Central Station | Nury Vittachi 5 Aug 2019

Hot news: a hugely important "joining together" event will take place right here on July 1, 2047.

No, I'm not talking about politics.

I'm talking about lurrvve.

On that day, the borders will disappear between a community shockingly oversupplied with women (Hong Kong) and one which is shockingly oversupplied with men (the mainland).

Statisticians say the female-to-male sex imbalance in Hong Kong will be 60:40 by the 2040s, meaning that there will be more than a million women in this city who can't have a male partner.

And the mainland, of course, has the exact opposite problem.

Open the gates and stand well back!

* * *

This writer received the story above from a Hong Kong statistics-watcher while I was on holiday.

On my flight back to Hong Kong, the pilot said: "We are cruising at 39,000 feet and the temperature outside is minus 10."

Why do they always say that? Do they think we might want to go for a walk?

* * *

On July 26, I landed in Hong Kong - and protesters filled the airport arrival hall. On July 28, I tried to clear my jetlag by walking to Causeway Bay: protesters blocked that district. On Saturday I spoke at a conference in Mong Kok: protesters threw petrol bombs in that area. I'm beginning to think I'm the problem. (I'm having lunch at the Yacht Club today. Stay clear.)

* * *

At one protest, a group of marchers posed in front of me. "Take pictures and share with the world," said a young female with a sinophobic placard. Granny Wong (the old lady who always carries a giant British union flag) posed with her.

"Sure," I said.

I was still videoing when protesters started spray-painting graffiti (see picture) and stealing public safety railings to turn into barricades and weapons.

"Not allowed to film," a large male shouted. I was quickly surrounded by black-clad men who forced me to delete the videos on my phone.

The incident was funny, but also scary.

As soon as they left, I turned my phone back on, clicked "Recently Deleted" and "Recover".

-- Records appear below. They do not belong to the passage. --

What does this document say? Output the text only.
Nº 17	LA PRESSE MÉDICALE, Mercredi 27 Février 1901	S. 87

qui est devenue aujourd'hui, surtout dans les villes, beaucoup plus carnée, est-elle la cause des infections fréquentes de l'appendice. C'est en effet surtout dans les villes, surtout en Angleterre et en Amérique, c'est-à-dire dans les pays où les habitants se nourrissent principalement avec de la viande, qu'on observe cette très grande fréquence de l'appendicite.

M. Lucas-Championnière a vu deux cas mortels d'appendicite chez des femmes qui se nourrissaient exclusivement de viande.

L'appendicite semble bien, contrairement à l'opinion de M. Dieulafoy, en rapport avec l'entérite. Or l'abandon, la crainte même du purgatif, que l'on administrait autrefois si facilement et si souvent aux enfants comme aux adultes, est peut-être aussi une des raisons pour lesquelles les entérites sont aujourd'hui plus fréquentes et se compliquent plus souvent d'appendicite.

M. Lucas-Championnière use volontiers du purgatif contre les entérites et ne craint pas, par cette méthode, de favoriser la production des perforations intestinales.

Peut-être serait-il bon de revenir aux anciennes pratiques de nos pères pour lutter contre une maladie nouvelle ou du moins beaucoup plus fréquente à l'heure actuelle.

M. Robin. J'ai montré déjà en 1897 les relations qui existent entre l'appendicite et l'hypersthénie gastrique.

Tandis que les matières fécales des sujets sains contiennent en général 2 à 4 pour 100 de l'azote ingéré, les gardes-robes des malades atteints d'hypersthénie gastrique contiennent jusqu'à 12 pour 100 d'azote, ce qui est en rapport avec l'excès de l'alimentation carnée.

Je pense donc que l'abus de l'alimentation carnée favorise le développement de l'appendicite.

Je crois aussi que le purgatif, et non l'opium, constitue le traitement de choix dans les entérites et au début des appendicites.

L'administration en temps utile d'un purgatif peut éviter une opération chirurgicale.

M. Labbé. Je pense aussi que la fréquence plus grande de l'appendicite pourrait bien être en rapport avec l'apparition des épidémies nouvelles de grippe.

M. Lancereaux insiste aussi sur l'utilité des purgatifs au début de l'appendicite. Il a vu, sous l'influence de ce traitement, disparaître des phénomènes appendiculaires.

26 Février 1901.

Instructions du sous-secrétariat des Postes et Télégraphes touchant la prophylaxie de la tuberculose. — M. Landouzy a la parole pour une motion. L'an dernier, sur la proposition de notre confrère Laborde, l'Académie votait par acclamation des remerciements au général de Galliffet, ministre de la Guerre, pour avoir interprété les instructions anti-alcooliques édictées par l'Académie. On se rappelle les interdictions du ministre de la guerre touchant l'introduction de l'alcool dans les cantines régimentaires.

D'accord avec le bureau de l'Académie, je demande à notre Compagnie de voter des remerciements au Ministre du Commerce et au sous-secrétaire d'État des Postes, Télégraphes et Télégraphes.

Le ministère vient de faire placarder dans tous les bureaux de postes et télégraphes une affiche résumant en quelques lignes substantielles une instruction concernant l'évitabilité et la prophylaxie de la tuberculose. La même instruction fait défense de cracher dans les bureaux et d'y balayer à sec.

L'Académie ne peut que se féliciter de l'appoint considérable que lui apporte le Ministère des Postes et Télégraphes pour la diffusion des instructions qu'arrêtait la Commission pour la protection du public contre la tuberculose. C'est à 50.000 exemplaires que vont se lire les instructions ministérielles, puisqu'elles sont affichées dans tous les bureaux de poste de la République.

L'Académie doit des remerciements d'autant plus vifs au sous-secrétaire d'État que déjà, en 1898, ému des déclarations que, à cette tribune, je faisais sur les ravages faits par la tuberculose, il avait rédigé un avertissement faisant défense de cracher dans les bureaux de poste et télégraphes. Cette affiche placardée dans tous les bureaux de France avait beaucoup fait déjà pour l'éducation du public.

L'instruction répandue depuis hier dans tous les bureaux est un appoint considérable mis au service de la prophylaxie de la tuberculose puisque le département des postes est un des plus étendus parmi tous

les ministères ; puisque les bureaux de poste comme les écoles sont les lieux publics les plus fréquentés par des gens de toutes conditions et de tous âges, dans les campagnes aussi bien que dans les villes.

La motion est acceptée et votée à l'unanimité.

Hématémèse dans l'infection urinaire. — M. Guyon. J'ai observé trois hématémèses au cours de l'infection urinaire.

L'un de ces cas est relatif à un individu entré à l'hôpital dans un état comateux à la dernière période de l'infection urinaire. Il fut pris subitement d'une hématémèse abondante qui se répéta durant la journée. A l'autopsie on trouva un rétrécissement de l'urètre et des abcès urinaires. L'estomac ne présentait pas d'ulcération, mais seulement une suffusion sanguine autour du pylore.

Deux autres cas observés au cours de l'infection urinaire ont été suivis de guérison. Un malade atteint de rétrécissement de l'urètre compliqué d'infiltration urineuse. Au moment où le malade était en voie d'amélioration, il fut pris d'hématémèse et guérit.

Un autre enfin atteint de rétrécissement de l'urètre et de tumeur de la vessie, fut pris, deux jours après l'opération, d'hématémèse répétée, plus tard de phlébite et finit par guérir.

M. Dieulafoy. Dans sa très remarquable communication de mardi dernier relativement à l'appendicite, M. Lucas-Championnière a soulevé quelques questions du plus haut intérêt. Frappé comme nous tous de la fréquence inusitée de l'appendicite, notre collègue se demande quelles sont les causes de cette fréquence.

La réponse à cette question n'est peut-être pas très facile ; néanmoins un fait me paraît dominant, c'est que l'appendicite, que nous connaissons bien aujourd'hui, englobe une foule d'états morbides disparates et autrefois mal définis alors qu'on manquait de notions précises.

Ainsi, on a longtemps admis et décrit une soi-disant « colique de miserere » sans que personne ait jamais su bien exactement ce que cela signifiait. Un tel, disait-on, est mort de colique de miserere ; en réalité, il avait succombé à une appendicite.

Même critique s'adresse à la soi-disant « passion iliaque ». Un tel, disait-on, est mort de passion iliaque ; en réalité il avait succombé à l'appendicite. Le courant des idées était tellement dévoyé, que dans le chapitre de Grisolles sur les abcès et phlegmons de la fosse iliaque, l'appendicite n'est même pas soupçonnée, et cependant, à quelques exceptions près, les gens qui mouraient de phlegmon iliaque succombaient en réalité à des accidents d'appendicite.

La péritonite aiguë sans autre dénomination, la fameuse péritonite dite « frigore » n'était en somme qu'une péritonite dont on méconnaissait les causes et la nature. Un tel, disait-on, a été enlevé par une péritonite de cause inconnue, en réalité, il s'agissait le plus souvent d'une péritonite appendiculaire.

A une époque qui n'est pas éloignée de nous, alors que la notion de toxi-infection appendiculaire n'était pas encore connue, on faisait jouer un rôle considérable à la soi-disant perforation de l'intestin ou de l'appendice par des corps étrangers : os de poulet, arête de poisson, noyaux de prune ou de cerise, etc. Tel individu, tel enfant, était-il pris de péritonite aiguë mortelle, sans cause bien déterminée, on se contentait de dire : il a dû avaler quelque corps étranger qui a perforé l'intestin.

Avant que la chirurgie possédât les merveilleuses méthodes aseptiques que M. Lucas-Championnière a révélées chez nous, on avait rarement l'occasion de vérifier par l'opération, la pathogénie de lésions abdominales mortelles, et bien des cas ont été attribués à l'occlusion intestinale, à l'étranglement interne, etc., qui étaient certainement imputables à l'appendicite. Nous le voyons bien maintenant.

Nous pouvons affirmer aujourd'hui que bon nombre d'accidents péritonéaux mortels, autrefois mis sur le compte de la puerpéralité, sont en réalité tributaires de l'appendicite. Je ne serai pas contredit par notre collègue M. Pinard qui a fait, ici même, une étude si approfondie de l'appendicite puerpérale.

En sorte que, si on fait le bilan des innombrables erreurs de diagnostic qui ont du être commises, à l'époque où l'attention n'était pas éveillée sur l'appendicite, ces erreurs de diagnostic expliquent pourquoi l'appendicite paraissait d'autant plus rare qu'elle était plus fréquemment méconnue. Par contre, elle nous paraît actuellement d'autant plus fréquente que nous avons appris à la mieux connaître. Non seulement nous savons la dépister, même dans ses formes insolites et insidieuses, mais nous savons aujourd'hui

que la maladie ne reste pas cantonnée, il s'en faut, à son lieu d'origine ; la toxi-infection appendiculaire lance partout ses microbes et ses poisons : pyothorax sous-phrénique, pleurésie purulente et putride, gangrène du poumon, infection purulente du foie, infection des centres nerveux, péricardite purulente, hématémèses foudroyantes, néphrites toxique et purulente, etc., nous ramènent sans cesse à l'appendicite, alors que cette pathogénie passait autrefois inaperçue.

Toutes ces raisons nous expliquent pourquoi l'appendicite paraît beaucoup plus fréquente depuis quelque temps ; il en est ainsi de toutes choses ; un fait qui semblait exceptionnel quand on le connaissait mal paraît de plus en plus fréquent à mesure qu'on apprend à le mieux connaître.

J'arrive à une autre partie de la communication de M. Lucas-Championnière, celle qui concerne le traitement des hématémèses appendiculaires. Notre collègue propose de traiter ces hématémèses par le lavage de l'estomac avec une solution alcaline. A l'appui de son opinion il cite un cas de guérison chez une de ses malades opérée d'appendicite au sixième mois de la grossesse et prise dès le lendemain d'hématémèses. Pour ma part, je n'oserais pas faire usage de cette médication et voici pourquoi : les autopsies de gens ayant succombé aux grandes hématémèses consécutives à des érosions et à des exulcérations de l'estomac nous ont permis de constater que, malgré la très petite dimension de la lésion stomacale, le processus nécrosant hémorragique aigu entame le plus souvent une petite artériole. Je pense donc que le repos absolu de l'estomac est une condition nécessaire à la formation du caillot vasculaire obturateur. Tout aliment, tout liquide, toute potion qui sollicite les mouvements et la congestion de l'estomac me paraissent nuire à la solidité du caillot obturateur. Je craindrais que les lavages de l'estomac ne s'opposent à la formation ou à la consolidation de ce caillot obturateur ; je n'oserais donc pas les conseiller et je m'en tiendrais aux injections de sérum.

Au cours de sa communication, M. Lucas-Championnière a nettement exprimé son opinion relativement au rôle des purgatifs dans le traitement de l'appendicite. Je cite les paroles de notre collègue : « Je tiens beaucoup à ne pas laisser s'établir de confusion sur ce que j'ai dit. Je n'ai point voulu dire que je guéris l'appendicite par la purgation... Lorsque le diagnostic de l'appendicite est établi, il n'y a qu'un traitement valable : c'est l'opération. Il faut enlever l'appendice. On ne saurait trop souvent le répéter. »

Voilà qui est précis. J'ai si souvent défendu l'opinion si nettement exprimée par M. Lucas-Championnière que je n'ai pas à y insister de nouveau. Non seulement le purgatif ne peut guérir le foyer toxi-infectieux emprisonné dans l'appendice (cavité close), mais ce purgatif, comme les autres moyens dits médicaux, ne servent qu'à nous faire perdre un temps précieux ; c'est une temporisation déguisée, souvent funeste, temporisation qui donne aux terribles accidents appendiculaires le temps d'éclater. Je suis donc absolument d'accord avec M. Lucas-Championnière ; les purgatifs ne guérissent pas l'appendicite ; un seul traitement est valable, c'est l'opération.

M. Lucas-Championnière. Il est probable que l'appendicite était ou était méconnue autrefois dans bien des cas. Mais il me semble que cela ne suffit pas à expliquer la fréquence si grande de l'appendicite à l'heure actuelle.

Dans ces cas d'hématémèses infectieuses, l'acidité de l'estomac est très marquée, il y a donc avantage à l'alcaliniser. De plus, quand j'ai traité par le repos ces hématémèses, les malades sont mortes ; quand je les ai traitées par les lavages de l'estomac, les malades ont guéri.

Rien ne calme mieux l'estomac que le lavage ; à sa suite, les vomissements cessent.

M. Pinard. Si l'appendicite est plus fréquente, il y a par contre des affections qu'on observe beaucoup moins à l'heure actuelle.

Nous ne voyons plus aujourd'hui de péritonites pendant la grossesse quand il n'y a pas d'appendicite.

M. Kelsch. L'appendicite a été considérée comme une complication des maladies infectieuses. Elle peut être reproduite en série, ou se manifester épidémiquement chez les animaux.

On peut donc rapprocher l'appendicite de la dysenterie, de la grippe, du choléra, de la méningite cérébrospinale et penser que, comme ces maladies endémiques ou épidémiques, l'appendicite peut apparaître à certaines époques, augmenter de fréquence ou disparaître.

You can't censor the press!

* * *

I shared the above anecdote on the internet, and protesters were soon sending me death threats and sharing details of where to find me.

Fame at last!

* * *

Protesters broke all the traffic lights in the Yau Ma Tei area of Nathan Road - but left the pedestrian crossing lights working. The green "walking man" symbols were yesterday sending men, women and children out onto the roads in front of speeding taxis, trucks and buses. Not nice.

* * *

I think the protesters should write a book: "How to Start With Huge Amounts of Goodwill and Lose The Lot At Astonishing Speed."

* * *

In other news, reader Joe Rystrom from Kam Tim told me on Saturday he met a man named "Stranger." He met him every day on a train and they became friends. "But I still had to use the greeting 'Hello, Stranger!'" he said.

* * *

That reminded me that there are hundreds of people named Einstein. Pretty much everything you say to them sounds like you're making a sarcastic attack on them. "So you took the bus, Einstein?" "You think that's a good place to eat, Einstein?" "You know how much that costs, Einstein?"